The city developed around the old fortified town of Castello which is Cagliari's historic centre. It began as a medieval town where you can now find museums, universities, Roman archaeological sites, shops, restaurants and nightlife.

To the west and east of the city along the coast, you can find many beach resorts and prices are still quite reasonable compared to the north. Further inland you can find many large villas usually with lots of land that used to be used as holiday homes by local Sardinians and are now being sold at great low prices.

Oristano

Only an hour drive from Cagliari there is Oristano. To attract tourism many historical buildings have been brought back to their original splendour in the heart of the town. The lifestyle here is quiet and relaxed and the locals work throughout the year in preparation for the large street Carnival: Sa Sartiglia, a spectacular exhibition of horsemanship, dating back to medieval times. The sea on the west coast is rougher than the east and ideal if you like a bit of surfing.

Nuoro

Nuoro is located in the heart of Sardinia between the Highest Mountains Gennargentu and the beautiful sea of Orosei and Cala Gonone. It is the wildest part of Sardinia that will enchant you with the fierce beauty of its landscape, ancient culture, inhabitants and authentic local food.

Sassari, Aghero

Sassari is the second most populated region of Sardinia, it is a university town and has a proud history and perhaps the best collection of Sardinian art. Within Sassari there is the beach town of Alghero, a popular destination for tourists, encircled by ancient walls, it’s known for its cobblestoned old centre with many boutiques, bars and restaurants.

Olbia

In the northeast of Sardinia is the region of Olbia, most famous for the coastal area called Costa Smeralda built by the Aga Khan and is a playground for the rich and famous. House prices can reach a staggering 300,000 euros ($392,200) per square meter and during summer you will regularly see super-yachts cruising the straights of the La Maddalena archipelago between Sardinia and Corsica and moored at the exclusive Porto Cervo.

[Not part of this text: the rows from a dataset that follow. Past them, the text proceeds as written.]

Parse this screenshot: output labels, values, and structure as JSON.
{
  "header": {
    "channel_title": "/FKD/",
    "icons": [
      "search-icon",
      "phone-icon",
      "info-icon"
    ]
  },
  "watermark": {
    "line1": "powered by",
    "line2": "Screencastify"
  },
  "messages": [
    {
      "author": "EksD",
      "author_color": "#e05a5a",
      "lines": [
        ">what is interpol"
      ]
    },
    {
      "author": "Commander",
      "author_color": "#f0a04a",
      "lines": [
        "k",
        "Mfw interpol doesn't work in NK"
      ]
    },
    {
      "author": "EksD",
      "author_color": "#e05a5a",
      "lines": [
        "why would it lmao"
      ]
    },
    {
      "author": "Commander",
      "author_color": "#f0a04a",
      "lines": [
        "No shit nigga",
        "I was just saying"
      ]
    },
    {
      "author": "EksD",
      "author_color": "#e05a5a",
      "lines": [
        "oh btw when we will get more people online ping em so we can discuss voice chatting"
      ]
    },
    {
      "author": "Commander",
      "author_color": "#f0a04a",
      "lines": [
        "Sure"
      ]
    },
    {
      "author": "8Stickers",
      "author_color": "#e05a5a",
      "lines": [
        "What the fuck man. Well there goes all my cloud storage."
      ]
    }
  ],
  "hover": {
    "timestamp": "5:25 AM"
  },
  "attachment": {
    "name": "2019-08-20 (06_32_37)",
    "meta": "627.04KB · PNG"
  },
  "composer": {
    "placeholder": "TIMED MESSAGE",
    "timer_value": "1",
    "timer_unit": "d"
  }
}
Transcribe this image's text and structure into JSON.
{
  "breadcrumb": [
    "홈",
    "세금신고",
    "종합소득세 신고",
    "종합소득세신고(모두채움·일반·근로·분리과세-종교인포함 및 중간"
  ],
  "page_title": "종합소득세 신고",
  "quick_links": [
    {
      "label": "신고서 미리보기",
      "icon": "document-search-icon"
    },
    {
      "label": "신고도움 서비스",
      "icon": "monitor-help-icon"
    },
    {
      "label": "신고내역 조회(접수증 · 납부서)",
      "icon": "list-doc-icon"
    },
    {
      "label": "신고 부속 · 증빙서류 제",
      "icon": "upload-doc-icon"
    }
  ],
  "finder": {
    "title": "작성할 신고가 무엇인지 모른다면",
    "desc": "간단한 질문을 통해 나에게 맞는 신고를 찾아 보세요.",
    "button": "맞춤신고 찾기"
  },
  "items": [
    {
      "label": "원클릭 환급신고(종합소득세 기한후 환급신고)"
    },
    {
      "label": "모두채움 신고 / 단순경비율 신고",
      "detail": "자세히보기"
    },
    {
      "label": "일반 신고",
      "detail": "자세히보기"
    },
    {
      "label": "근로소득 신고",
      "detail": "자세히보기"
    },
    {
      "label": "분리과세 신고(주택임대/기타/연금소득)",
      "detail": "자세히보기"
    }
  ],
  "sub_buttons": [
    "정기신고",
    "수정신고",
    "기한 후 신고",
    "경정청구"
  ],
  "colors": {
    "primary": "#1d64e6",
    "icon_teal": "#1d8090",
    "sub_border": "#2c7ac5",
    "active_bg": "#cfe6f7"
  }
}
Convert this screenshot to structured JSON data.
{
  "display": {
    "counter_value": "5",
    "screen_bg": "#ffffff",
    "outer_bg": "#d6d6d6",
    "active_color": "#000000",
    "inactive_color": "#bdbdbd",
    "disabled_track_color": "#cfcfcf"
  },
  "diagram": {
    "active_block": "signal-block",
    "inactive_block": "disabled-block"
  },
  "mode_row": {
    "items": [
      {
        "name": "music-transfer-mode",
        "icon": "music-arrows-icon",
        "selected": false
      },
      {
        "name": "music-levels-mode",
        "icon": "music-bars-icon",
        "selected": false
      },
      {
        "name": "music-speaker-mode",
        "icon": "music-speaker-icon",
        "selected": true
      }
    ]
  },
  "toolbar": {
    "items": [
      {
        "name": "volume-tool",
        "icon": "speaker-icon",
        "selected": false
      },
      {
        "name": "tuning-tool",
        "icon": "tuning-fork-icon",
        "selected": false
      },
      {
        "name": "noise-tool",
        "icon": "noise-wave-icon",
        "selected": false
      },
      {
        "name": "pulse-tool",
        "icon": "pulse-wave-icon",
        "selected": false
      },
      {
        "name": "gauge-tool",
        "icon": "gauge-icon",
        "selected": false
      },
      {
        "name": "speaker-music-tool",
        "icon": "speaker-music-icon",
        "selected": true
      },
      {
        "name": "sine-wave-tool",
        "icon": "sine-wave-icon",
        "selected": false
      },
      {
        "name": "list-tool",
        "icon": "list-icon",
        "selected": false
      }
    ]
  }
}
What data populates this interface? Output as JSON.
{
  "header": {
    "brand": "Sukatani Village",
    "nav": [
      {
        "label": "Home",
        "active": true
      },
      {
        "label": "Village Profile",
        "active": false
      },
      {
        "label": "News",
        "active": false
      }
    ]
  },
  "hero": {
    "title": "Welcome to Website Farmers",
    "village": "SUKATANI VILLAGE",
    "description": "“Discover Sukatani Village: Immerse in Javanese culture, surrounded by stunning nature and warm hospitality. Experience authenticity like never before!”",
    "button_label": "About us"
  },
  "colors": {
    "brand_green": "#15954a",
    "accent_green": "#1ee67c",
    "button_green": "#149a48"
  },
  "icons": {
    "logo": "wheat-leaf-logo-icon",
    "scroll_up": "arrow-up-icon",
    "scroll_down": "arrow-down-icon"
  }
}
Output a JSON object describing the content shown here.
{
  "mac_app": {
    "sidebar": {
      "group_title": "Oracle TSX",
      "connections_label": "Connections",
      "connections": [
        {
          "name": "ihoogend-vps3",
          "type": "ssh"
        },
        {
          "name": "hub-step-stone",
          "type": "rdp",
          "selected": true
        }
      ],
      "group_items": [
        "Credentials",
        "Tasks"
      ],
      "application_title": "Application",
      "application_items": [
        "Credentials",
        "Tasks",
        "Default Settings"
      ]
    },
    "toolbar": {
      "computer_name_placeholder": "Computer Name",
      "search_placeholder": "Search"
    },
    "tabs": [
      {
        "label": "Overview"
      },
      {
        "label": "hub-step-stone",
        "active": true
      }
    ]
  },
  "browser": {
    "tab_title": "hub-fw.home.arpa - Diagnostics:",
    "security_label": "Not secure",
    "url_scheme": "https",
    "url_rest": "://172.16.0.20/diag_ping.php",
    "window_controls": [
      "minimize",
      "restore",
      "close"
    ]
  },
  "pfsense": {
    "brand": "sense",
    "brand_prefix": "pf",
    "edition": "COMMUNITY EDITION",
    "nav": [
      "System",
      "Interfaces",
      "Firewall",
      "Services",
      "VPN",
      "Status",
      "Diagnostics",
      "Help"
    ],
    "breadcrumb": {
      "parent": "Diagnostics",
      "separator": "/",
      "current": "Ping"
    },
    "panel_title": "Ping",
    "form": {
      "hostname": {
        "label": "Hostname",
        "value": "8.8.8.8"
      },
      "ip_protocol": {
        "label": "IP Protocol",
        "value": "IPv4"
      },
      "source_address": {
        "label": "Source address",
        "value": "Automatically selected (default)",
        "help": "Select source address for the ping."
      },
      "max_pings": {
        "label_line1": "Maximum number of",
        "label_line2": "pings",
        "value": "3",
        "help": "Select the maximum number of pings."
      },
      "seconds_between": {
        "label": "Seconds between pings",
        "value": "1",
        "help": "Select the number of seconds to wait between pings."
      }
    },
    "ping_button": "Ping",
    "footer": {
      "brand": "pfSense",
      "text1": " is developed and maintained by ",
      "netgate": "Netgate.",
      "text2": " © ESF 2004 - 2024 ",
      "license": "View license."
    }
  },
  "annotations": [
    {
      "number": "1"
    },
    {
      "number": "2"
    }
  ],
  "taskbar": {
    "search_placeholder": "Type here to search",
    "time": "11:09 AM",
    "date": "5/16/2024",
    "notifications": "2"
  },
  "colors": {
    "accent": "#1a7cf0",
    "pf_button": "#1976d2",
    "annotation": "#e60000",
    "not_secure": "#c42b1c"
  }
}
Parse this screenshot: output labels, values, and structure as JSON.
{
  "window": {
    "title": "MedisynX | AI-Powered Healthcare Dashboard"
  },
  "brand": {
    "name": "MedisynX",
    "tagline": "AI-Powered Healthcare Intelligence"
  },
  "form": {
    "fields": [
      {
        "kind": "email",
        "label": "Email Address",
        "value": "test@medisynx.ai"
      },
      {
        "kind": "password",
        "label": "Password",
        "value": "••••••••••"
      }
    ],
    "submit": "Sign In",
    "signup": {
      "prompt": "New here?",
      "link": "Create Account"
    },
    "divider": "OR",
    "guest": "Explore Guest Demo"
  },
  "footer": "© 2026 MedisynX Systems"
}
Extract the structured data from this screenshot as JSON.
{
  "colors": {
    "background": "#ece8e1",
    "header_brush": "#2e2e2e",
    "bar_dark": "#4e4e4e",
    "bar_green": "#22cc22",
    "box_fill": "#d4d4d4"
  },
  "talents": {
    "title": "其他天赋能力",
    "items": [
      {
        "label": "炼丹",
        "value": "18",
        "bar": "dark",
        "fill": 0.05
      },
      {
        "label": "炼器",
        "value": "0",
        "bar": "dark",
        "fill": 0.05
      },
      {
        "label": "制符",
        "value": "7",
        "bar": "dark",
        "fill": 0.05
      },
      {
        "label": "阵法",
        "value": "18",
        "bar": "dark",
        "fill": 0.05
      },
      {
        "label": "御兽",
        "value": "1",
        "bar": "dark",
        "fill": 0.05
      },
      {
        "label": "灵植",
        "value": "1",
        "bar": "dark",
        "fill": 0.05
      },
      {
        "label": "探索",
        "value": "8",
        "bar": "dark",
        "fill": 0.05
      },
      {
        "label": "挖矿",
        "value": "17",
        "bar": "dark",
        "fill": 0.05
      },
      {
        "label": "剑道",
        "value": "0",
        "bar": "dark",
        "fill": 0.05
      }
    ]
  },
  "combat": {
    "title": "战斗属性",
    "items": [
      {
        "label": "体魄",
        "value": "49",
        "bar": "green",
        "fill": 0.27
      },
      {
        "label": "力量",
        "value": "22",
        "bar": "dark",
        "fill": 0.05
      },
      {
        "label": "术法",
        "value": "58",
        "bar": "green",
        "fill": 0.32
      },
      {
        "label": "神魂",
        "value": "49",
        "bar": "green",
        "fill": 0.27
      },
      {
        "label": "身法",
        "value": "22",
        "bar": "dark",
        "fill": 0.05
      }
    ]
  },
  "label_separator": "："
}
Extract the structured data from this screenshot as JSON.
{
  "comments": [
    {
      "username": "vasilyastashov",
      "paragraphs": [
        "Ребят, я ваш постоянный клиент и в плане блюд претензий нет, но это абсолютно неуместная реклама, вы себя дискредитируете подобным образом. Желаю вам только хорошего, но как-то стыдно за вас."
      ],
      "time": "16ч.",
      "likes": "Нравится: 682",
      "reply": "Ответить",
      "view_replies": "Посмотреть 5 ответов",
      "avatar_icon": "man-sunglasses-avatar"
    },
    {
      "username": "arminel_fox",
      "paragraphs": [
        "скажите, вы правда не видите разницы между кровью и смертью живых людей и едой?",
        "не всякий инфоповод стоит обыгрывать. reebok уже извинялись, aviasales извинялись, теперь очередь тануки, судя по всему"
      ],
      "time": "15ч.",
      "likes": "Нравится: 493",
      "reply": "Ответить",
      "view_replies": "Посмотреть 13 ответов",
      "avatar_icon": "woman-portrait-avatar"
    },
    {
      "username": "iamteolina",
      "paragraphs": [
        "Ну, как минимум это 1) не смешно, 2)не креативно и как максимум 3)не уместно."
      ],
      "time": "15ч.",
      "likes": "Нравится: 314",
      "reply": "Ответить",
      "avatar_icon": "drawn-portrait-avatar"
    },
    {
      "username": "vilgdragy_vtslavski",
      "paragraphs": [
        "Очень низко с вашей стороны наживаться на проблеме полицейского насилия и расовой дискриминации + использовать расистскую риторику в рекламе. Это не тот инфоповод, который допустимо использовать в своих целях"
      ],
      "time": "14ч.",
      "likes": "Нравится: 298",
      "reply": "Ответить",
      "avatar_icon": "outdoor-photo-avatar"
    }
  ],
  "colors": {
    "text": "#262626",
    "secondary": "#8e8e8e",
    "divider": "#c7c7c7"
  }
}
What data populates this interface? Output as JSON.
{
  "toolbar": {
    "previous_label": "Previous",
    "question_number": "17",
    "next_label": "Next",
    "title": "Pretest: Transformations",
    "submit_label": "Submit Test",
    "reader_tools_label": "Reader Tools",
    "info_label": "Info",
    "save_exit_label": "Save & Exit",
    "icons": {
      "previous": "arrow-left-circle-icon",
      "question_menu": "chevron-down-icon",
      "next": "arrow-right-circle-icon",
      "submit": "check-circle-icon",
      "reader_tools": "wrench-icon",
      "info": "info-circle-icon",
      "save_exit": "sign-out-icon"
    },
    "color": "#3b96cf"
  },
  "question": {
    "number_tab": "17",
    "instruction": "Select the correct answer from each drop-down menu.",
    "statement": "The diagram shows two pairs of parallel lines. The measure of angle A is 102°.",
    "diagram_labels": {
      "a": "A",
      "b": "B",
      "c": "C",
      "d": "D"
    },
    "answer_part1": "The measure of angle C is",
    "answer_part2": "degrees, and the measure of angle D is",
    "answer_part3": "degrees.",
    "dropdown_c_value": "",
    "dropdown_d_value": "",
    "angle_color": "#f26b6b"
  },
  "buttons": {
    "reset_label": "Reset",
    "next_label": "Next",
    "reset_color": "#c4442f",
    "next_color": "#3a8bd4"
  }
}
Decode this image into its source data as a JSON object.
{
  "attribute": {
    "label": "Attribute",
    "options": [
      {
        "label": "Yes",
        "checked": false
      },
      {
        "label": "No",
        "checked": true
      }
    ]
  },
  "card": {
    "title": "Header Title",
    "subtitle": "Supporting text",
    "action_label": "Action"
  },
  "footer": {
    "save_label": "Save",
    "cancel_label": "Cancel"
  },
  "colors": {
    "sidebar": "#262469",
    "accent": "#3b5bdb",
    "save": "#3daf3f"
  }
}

Thankfully the excess of Costa Smeralda does not extend too far and port areas like Olbia are much more affordable. Olbia is a good base if you are planning to take a boat trip to the Maddalena archipelago or experience the fresh mountain air and healthy spring waters of Tempio.

In terms of tourism, this is probably the most popular destination and this is reflected in property prices in the region compared to the rest of the Island. Our tip, head south for a bargain.

Sardinia is an island bursting with history and culture, where the beauties of the sea blends intimately with the unspoilt charm and ruggedness of its countryside. One of the few still unspoilt regions of the Mediterranean, a perfect place to start a new life or invest in a holiday property.